Monsieur le ministre, en tant que membre de la commission des finances, je souhaite vous interroger sur la protection des intérêts financiers de l'État, car je sais que cela a toujours été une priorité pour vous. Mon collègue Julien Dive vous questionnera sur les aspects économiques et industriels de la fusion.
En juin 2014, à l'initiative du ministre de l'économie de l'époque, Arnaud Montebourg, l'État a signé un accord avec Bouygues lui offrant deux options d'achat de 20 % des actions détenues par Bouygues dans Alstom depuis 2006, à un prix situé entre 30 et 35 euros l'action, selon les hypothèses. Ces options sont valables pour encore quelques jours. Or vous venez de confirmer que vous aviez décidé de ne pas lever ces options – vous l'avez notifié au conseil d'administration de Bouygues où siègent depuis 2014 deux administrateurs qui ont été désignés par l'État.
Cette non-levée d'option pose la question de la protection des intérêts de l'État actionnaire.
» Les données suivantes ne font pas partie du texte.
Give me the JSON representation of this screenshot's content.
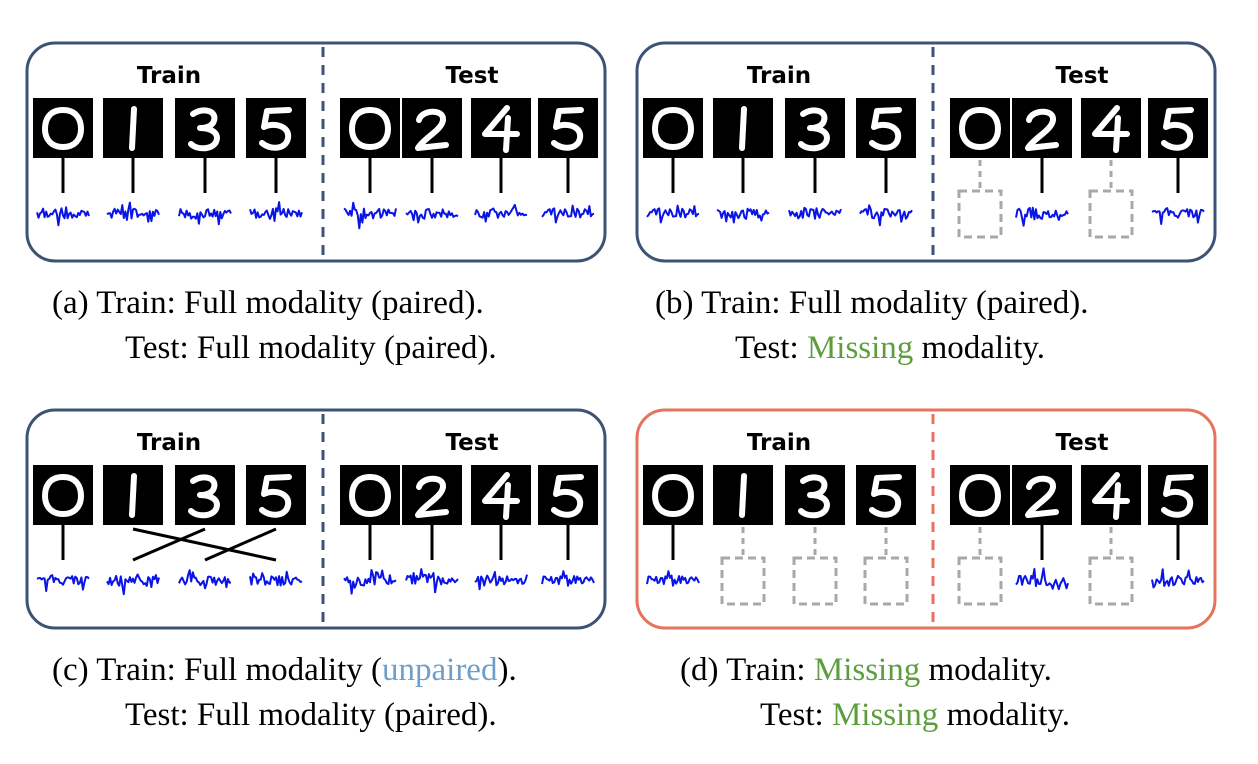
{
  "colors": {
    "panel_border_default": "#3d5374",
    "panel_border_highlight": "#e5735d",
    "waveform": "#0a14e6",
    "missing_modality": "#a8a8a8",
    "missing_text": "#5c9e3c",
    "unpaired_text": "#6f9fc9"
  },
  "panels": [
    {
      "id": "a",
      "train_label": "Train",
      "test_label": "Test",
      "train_digits": [
        "0",
        "1",
        "3",
        "5"
      ],
      "test_digits": [
        "0",
        "2",
        "4",
        "5"
      ],
      "test_audio_missing": [
        false,
        false,
        false,
        false
      ],
      "caption": {
        "line1": [
          {
            "t": "(a) Train: Full modality (paired)."
          }
        ],
        "line2": [
          {
            "t": "Test: Full modality (paired)."
          }
        ]
      }
    },
    {
      "id": "b",
      "train_label": "Train",
      "test_label": "Test",
      "train_digits": [
        "0",
        "1",
        "3",
        "5"
      ],
      "test_digits": [
        "0",
        "2",
        "4",
        "5"
      ],
      "test_audio_missing": [
        true,
        false,
        true,
        false
      ],
      "caption": {
        "line1": [
          {
            "t": "(b) Train: Full modality (paired)."
          }
        ],
        "line2": [
          {
            "t": "Test: "
          },
          {
            "t": "Missing",
            "style": "green"
          },
          {
            "t": " modality."
          }
        ]
      }
    },
    {
      "id": "c",
      "train_label": "Train",
      "test_label": "Test",
      "train_digits": [
        "0",
        "1",
        "3",
        "5"
      ],
      "test_digits": [
        "0",
        "2",
        "4",
        "5"
      ],
      "test_audio_missing": [
        false,
        false,
        false,
        false
      ],
      "caption": {
        "line1": [
          {
            "t": "(c) Train: Full modality ("
          },
          {
            "t": "unpaired",
            "style": "blue"
          },
          {
            "t": ")."
          }
        ],
        "line2": [
          {
            "t": "Test: Full modality (paired)."
          }
        ]
      }
    },
    {
      "id": "d",
      "train_label": "Train",
      "test_label": "Test",
      "train_digits": [
        "0",
        "1",
        "3",
        "5"
      ],
      "test_digits": [
        "0",
        "2",
        "4",
        "5"
      ],
      "train_audio_missing": [
        false,
        true,
        true,
        true
      ],
      "test_audio_missing": [
        true,
        false,
        true,
        false
      ],
      "caption": {
        "line1": [
          {
            "t": "(d) Train: "
          },
          {
            "t": "Missing",
            "style": "green"
          },
          {
            "t": " modality."
          }
        ],
        "line2": [
          {
            "t": "Test: "
          },
          {
            "t": "Missing",
            "style": "green"
          },
          {
            "t": " modality."
          }
        ]
      }
    }
  ]
}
Il est en effet possible que l'action Alstom continue de se valoriser dans les prochains mois : outre le dividende exceptionnel et la prime de contrôle, tous les deux de 4 euros par action, on peut espérer que ce regroupement soit source de synergies, et donc de valeur, faute de quoi la fusion n'aurait aucun sens.
Dès lors que, dans un avenir plus ou moins proche, la valeur de l'action Alstom excéderait sensiblement les 35 euros, ne risquez-vous pas, monsieur le ministre, vous voir reprocher de ne pas avoir suffisamment défendu les intérêts de l'État ?
Il se trouve qu'en décembre dernier, j'ai eu à témoigner en défense de Mme Christine Lagarde devant la Cour de justice de la République. La Cour ne m'a pas interrogé sur la procédure d'arbitrage, mais sur le fait que la ministre n'avait pas engagé de recours contre la sentence arbitrale, et qu'elle n'avait donc pas utilisé tous les moyens à sa disposition pour sauvegarder les intérêts de l'État. Et Mme Lagarde a été condamnée pour négligence dans l'utilisation des fonds publics…
Vous venez d'indiquer, comme l'avaient fait vos collaborateurs la semaine dernière, que si l'État levait l'option, l'opération de fusion ne pourrait pas se faire car elle serait refusée par Siemens, et qu'il n'y aurait donc pas, par construction, de plus-value. Mais justement, ne pourrait-on pas vous reprocher le moment venu de n'avoir pas utilisé tous les moyens pour protéger les intérêts de l'État, par exemple par le prêt d'actions à Siemens, comme Bouygues les a prêtées à l'État depuis 2014 ? Ou encore par une clause de partage, le moment venu, de l'éventuelle plus-value avec Bouygues ? Même en citant Bismarck, de triste mémoire pour nous Français, vous n'avez pas totalement répondu à ces interrogations.